Find parametric equations of the line that is tangent to the parabola y = x^2 at the point (−2, 4).

dy/dx = 2x

so at (-2,4) slope is -4

y-4 = -4(x+2)
y-4 = -4x - 8 = k

-4x-8 = k
-4x = k + 8

x = -2 - k/4
y = 4 + k

Parametric equations for linear function ??
Why not just
y = -4x -4 ??

Well, tangents and parabolas can be quite touchy. But fear not! I'll give it a shot with some clownish parametric equations.

Let's start by finding the derivative of the parabola y = x^2. Remember, the derivative gives us the slope of the tangent line at any given point.

The derivative of y = x^2 is dy/dx = 2x.

Now, let's find the slope at the point (-2, 4). We substitute x = -2 into the derivative: dy/dx = 2(-2) = -4. So the slope of the tangent at (-2, 4) is -4.

To find parametric equations, we need a starting point on the tangent line. We can choose (-2, 4) as our starting point.

Now, let's find the equation of the tangent line.

Using the point-slope form, we have y - 4 = -4(x + 2). Simplifying, we get y = -4x - 4.

To make it a bit more clownish, let's put it in parametric form!

Let t be the parameter that varies along the tangent line. Our x-coordinate becomes x = t, and our y-coordinate becomes y = -4t - 4.

So, the parametric equations of the tangent line to the parabola y = x^2 at the point (-2, 4) are:

x = t
y = -4t - 4

Hope that puts a clownish spin on the math for you!

To find the parametric equations of the line tangent to the parabola at the point (-2, 4), we need to find the slope of the tangent line at that point.

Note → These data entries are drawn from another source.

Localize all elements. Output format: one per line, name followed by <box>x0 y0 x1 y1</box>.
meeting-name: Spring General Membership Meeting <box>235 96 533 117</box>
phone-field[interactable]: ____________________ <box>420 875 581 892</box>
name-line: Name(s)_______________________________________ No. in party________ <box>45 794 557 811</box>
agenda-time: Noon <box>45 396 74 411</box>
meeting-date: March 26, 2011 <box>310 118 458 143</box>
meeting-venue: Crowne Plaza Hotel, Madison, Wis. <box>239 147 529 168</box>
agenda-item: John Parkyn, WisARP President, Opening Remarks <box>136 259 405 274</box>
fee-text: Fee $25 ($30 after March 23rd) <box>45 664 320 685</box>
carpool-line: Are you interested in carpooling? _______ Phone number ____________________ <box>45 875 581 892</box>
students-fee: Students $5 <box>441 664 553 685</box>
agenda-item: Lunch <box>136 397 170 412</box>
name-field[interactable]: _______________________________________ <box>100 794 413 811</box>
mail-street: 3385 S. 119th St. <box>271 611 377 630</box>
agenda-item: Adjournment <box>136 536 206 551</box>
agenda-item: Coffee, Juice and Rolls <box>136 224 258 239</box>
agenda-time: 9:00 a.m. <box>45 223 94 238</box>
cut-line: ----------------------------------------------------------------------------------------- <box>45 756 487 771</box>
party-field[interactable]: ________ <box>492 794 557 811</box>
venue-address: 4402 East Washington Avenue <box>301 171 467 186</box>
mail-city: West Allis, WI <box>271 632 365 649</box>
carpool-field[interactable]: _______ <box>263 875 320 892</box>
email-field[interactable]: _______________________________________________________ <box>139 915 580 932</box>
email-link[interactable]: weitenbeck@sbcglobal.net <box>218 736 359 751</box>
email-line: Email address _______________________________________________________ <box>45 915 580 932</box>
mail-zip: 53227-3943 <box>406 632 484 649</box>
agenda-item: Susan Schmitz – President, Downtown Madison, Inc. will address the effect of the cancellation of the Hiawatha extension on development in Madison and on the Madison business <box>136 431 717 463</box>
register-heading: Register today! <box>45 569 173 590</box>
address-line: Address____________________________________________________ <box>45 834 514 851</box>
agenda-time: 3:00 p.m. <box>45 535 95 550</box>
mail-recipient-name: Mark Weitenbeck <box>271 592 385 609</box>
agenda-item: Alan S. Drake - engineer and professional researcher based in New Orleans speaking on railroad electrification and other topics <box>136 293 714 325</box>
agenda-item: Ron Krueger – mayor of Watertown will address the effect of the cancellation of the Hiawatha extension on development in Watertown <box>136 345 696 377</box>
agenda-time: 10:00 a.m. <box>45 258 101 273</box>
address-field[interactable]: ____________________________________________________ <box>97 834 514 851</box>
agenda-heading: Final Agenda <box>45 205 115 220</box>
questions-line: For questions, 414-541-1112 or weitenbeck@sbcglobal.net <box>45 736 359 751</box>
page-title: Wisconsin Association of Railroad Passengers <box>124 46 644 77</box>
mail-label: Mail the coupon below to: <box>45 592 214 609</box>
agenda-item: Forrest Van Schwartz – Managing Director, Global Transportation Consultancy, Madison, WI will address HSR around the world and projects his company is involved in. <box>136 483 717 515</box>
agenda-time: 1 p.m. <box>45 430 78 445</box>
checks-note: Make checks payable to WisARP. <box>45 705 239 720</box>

The derivative of the function y = x^2 will give us the slope of the tangent line at any given point. Differentiating y = x^2 with respect to x, we get:

dy/dx = 2x

Now we can substitute the x-coordinate of the given point (-2, 4) into the derivative to find the slope of the tangent line at that point:

m = dy/dx = 2(-2) = -4

So, the slope of the tangent line is -4.

Now we can use the point-slope form of a linear equation to find the equation of the tangent line. The point-slope form is given by:

y - y1 = m(x - x1)

where (x1, y1) are the coordinates of the given point on the line, and m is the slope of the line.

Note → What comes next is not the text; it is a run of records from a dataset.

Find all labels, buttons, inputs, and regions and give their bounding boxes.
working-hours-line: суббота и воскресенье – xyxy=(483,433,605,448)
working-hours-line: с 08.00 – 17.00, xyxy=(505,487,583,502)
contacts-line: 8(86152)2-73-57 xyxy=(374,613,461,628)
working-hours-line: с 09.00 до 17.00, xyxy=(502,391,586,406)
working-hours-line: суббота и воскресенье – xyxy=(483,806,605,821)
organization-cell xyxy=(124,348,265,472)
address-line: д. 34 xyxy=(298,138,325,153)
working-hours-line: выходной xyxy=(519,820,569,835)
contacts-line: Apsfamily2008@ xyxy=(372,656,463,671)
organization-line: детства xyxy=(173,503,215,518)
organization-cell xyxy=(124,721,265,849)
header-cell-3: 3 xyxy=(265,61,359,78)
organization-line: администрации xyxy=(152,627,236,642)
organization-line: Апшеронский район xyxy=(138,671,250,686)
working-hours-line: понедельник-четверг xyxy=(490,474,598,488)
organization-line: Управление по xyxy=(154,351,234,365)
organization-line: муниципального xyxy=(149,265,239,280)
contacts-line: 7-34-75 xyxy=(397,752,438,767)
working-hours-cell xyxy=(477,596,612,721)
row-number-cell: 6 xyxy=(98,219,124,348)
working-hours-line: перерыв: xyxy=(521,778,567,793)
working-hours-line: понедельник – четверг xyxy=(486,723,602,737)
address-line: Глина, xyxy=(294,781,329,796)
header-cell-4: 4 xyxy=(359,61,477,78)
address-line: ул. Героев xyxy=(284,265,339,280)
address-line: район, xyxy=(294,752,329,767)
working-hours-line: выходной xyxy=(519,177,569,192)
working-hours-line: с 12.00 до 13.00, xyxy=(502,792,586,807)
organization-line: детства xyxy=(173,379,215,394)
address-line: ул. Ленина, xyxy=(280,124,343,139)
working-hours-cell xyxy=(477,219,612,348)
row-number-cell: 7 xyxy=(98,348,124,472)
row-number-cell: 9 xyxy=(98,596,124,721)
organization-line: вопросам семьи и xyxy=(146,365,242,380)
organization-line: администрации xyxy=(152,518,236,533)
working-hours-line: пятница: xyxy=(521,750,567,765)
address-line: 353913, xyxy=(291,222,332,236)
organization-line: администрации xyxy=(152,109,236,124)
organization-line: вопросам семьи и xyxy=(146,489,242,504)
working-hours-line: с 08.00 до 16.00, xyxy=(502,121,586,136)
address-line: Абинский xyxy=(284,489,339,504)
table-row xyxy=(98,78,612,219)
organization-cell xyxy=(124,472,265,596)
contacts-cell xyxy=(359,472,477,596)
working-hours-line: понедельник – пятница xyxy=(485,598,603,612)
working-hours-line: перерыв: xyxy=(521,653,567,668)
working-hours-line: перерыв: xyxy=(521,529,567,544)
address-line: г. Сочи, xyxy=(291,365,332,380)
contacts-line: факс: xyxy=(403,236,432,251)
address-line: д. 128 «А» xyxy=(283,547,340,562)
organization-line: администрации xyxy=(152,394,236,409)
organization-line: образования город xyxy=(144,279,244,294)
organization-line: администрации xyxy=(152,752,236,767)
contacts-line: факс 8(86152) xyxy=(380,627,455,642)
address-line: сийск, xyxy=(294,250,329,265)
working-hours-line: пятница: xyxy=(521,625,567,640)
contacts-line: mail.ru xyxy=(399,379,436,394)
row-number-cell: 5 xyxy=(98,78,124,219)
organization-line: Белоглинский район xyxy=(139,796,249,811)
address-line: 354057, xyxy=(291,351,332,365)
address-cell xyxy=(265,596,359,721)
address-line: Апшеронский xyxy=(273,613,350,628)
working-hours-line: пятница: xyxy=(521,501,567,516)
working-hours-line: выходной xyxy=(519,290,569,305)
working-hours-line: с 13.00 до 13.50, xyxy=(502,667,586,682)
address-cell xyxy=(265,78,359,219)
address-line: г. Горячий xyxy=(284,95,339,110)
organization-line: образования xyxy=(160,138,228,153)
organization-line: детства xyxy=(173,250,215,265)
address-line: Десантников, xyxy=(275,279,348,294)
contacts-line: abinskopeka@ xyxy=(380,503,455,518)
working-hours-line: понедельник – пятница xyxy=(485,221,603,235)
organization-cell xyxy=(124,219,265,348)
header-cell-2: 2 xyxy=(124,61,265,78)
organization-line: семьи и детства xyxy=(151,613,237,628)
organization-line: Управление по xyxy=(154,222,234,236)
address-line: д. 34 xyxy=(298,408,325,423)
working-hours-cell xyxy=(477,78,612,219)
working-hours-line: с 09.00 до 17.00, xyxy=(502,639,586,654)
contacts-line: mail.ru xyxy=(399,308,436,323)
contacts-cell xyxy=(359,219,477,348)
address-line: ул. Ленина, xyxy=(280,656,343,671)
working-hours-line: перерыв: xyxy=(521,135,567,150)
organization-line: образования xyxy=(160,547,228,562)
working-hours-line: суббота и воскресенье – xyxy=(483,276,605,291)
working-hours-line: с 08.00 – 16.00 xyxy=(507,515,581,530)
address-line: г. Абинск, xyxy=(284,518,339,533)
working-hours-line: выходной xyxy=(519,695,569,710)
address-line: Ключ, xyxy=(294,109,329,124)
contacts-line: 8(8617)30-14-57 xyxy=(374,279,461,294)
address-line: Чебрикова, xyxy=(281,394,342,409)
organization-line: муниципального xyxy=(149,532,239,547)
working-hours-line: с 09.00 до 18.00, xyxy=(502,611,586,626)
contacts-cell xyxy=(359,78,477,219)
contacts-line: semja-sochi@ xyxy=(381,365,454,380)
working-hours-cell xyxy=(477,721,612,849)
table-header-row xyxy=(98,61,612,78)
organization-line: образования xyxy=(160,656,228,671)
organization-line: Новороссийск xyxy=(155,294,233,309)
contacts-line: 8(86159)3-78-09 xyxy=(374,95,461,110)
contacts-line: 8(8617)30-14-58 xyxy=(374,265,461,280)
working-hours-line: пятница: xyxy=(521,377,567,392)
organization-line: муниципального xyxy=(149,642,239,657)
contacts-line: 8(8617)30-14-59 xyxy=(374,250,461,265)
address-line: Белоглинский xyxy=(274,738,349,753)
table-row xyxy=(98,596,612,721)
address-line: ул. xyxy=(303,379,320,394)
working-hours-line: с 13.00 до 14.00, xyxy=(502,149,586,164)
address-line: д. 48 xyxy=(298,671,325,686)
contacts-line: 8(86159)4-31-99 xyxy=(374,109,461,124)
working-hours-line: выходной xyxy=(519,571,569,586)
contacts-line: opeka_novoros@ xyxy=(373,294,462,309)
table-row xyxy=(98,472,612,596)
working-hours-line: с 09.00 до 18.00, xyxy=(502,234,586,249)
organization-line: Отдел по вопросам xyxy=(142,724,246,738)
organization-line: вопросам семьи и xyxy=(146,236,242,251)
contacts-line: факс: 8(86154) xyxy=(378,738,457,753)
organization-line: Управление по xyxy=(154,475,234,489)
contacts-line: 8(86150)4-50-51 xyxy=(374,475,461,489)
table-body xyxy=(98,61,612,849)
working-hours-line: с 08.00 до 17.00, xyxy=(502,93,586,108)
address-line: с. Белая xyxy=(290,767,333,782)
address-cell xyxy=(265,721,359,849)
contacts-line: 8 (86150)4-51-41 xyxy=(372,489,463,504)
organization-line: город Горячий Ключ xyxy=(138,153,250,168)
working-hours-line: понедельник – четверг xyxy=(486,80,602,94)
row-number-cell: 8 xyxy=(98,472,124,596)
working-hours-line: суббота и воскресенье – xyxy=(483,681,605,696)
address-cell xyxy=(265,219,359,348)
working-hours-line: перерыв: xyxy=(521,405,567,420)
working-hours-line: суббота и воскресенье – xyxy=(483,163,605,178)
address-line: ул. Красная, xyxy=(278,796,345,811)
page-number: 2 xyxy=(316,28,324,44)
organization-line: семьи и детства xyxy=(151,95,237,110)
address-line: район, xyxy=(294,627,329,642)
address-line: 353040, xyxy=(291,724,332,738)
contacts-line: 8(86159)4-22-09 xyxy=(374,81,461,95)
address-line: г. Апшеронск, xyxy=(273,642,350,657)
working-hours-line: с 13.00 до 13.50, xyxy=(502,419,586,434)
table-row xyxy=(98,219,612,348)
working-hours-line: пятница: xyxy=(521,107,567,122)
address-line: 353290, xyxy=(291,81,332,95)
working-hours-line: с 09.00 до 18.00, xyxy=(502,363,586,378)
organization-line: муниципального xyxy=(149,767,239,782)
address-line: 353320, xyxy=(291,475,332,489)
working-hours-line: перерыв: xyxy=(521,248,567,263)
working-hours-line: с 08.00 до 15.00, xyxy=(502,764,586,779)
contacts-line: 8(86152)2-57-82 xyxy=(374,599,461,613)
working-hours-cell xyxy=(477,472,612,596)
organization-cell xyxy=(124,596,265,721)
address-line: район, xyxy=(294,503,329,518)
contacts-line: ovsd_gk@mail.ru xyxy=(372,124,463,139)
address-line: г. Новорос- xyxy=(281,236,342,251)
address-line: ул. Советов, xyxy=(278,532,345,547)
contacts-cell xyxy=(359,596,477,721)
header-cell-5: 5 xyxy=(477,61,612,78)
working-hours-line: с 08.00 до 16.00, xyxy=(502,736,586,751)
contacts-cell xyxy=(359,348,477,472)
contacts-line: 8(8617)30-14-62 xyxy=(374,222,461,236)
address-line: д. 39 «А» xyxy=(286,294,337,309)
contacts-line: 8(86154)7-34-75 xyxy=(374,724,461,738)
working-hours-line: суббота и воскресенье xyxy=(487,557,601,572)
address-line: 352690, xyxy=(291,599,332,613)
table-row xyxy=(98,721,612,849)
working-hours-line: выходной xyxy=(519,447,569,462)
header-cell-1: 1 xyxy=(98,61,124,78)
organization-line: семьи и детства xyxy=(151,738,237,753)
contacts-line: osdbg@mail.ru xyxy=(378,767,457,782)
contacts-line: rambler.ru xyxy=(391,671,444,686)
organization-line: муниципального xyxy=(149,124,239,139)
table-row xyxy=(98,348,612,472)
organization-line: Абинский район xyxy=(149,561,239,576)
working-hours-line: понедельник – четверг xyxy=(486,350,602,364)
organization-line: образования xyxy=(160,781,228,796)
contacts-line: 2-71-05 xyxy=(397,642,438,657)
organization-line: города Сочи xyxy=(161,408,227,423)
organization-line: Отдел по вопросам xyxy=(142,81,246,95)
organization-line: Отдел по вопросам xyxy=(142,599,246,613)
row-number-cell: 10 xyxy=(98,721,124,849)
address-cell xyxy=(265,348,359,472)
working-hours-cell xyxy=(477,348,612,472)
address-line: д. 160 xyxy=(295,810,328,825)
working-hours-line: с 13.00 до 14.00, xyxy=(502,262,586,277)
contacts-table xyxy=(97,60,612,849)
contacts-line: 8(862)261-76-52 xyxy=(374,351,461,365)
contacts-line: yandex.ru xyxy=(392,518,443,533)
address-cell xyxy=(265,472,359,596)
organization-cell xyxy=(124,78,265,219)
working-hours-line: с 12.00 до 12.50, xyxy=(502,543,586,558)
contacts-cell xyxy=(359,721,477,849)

Using the point (-2, 4) and the slope -4, we can write the equation of the tangent line as:

y - 4 = -4(x - (-2))

Simplifying this equation, we get:

y - 4 = -4(x + 2)

y - 4 = -4x - 8

y = -4x - 4

So, the equation of the tangent line is y = -4x - 4. To express this line as parametric equations, we can assign a parameter t to the x-coordinate:

x = t

Then, we can express y in terms of t by substituting t into the equation of the line:

y = -4t - 4

Therefore, the parametric equations of the line tangent to the parabola y = x^2 at the point (-2, 4) are:

x = t
y = -4t - 4

To find the parametric equations of the line that is tangent to the parabola y = x^2 at the point (-2, 4), we need to find the slope of the tangent line at that point and then use it to determine the parametric equations.

Step 1: Find the derivative of the equation y = x^2.
The derivative of y = x^2 is given by dy/dx = 2x.

Step 2: Evaluate the derivative at the given point (-2, 4).
Substituting x = -2 into the derivative, we have dy/dx = 2(-2) = -4.
This means that the slope of the tangent line at (-2, 4) is -4.

Step 3: Determine the parametric equations using the point-slope form.
The point-slope equation of a line is given by y - y1 = m(x - x1), where (x1, y1) is the given point and m is the slope.

Substituting the point (-2, 4) and the slope -4 into the point-slope equation, we get:
y - 4 = -4(x - (-2))
y - 4 = -4(x + 2)
y - 4 = -4x - 8
y = -4x - 4

So, the parametric equations of the line tangent to the parabola y = x^2 at the point (-2, 4) are:
x = t
y = -4t - 4, where t is the parameter.